Armamos todo un operativo para la mudanza.

Aunque se supone que la casa sigue segura, utilizamos dos camiones para la mudanza. El del viejo Nadalutti va a sacar los muebles de la casa y los va a llevar a la puerta de la casa de un compañero poco conocido, de allí los va a sacar otro camioncito que es el que me va a llevar a Rosario.

En Rosario está toda mi familia, mi vieja y mis dos hermanos.

La casa de Santa Fe la perdimos y la poca guita alcanzó para un departamento de pasillo bastante malo. Lo único bueno que tiene es que una tía vive cerca y la vieja tiene compañía. Toda su vida ha quedado en Santa Fe, allí quedaron las amigas del club Peretz, su actividad en los clubes de Madres, su escuela de artesanías. Está más desarraigada que ninguno de nosotros, porque al menos nosotros tenemos la militancia.

El camión pasa por delante de Coronda, miro con atención la torre de agua de la cárcel pero la autopista pasa lejos y no alcanzo a ubicar geográficamente los pabellones. El viaje es sin problemas, descargamos y nos vamos a la cama. Duermo tranquilo, con la sensación de estar más seguro, lejos de Rebechi y el Curro Ramos.

Me despierto temprano y me pongo a acomodar la cocina, pienso en preparar algo rico para festejar la nueva libertad.

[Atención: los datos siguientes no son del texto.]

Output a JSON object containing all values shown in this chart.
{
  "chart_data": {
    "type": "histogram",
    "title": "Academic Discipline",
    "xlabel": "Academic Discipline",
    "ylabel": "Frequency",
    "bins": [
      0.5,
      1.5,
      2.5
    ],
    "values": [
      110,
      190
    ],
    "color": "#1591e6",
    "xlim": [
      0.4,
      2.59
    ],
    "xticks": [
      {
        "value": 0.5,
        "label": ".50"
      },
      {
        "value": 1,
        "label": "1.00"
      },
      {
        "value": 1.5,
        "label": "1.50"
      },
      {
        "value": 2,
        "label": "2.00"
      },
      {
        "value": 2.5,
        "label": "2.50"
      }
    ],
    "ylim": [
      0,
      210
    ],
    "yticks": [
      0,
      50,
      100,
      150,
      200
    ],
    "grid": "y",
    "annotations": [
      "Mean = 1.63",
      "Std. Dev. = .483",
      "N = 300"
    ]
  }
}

Tocan el timbre, camino el pasillo con la Mechi ladrando, abro la puerta y me da un ataque. Un camión del Ejercito está parado en la puerta y un atento zumbo está tocando el timbre. Abro la puerta como muerto, el tipo pregunta si soy del departamento A  y cuando estoy por decir algo, no sé qué,  de atrás mío, acomodándose la pistola en la cartuchera del muslo un gendarme grita qué boludos, tocaron mal el timbre y despertaron a esta gente que se acaba de mudar anoche. Me quiero morir, tanto quilombo para venir a mudarme justo al lado de un milico.

El gendarme me tiene obsesionado. 

Para colmo en una de las primeras charlas, la mujer le cuenta a Graciela que vienen de Coronda donde el tipo era oficial de guardia. Se me entra en el bocho que el tipo me tiene junado y que simplemente se está haciendo el boludo para seguirme y agarrar más compañeros

Me reúno con el Chocho y armamos un plan de seguridad. Tengo que inventar una leyenda y cumplirla al pie de la letra: decido que trabajo de vendedor de muebles de oficina. Hasta me hago una tarjetita con datos falsos y el teléfono verdadero de un compañero que tiene un pequeño comercio y sabe lo que tiene que decir si alguien pregunta por mí.

Todas las mañanas me visto con saco y corbata y salgo a la misma hora, como si tuviera una rutina laboral.

No me importa que el gendarme se vaya a las seis y la mujer antes de las ocho, igual yo salgo siempre alrededor de las  nueve y media de la mañana.

La mayoría de las veces no tengo nada que hacer temprano y entonces me voy a leer el diario a una plaza, después paso a saludar a mi vieja y me vuelvo caminando despacio.

La mujer del gendarme es bastante ingenua, casi medio boluda, y cuenta todo: que estuvieron en Coronda, que a ella no le gustan los militares, que son de Buenos Aires y están solos así que se viene a ver televisión a casa y el gendarme la viene a buscar cuando vuelve de la guardia.

Todo es medio loco porque la tarea que me dieron es la de coordinar la labor de la Fede en los movimientos de derechos humanos, así que tengo que ir seguido a Ricardone 58. Una casa antigua de altos donde la Liga ha establecido su local, el primero que funcionó en Rosario, y donde se reunían los familiares de los desaparecidos y de los presos políticos.